The company is also focused on automated inspection and verification of parts for the UAM market. “The market segment is talking about thousands of aircraft a year, so manual inspection isn’t an option. It has to be automated,” says Uzman. At least two companies plan to roll out Coriolis Composites’ automated inspection and verification solutions at their plants this year.

“It remains to be seen how they will qualify these systems and get the FAA to agree that this is an adequate inspection process or if human-in-the-loop inspection is required,” says Uzman. “It’s uncharted territory.”

Advice for Composites Companies

The question of when UAM will become a reality is a tricky one, dependent largely on what’s considered a milestone. (For example, drone delivery of packages compared to full air taxi service.) Sherman of the Vertical Flight Society speculates that if flight demonstrations occur this year, then UAM could be operational by 2023. Shestopalov with AiRXOS believes flights over water – for instance, taking off at San Francisco International Airport and landing on a heliport near your destination in the San Francisco Bay – could happen within the next five years. But she says the real shift, “providing a flight somewhere that costs what an UberX costs now,” is at least 10 years out.
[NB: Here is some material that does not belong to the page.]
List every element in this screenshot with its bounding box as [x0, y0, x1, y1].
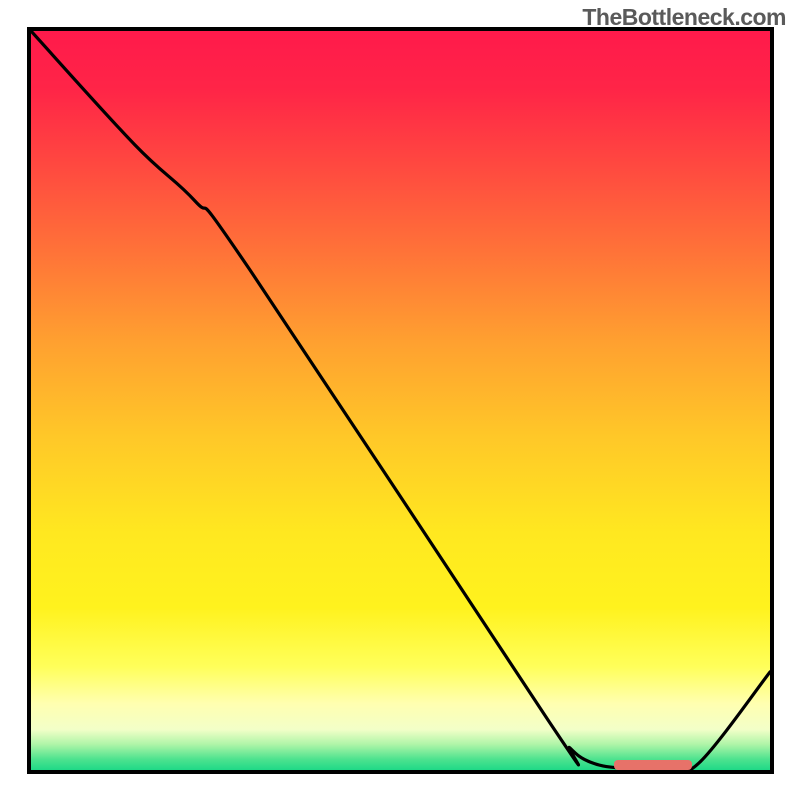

There are several steps composites companies can take to help propel the UAM movement forward, including these four:

Form partnerships with unexpected companies. Last year, Sikorsky collaborated with Otis Elevators, which invented the first safety elevator and moves billions of people daily. UAM has the ability to connect destinations the same way that an elevator first connected floors together, allowing for skyscrapers and today’s modern cities, says Hartman. “When was the last time you heard about an aerospace company talking to an elevator company?” he says. “Those are the types of non-traditional relationships we are going to need to make this work.”

Serve as advisors to OEMs. As the market matures, it will require 10,000 to 20,000 vehicles a year, says Sherman. “Bell, Boeing, Airbus and other OEMs can’t produce aircraft at that rate, so they will need some education and assistance from composites companies that can produce at automotive rates,” he says.

Focus on the big picture, not just the aircraft. Sikorsky is a founding member of the World Economic Forum’s UAM Working Group that brings together industry, policy makers, academia and public sector leaders to develop a global plan for UAM. “We need to start thinking about UAM from a holistic level down as we are also doing bottoms-up building of air vehicles,” says Hartman. “As an industry, we are committed to and excited about designing new things, but we have to take a moment and ask about all the requirements those new things are going to fall under.”

Continue pushing the performance of composites. “I would surmise that a lot of the applications we are talking about are really going to push the envelope on composite performance,” says Hartman. “We’re going to ask composites to do things they haven’t done before and operate in ways they haven’t before.” For instance, some companies are considering structural batteries that integrate composites with battery materials so the battery serves as both an energy storage device and a structural component.

These are exciting times for an industry like composites that thrives on innovation. “Over the next 30 years, there’s a transformational opportunity to introduce new multimodal mobility,” says Hartman. “We’re going to have to look beyond spec sheets and catalogs and work collaboratively as an entire supply chain and technology base to go forward.” And to go up into the third dimension.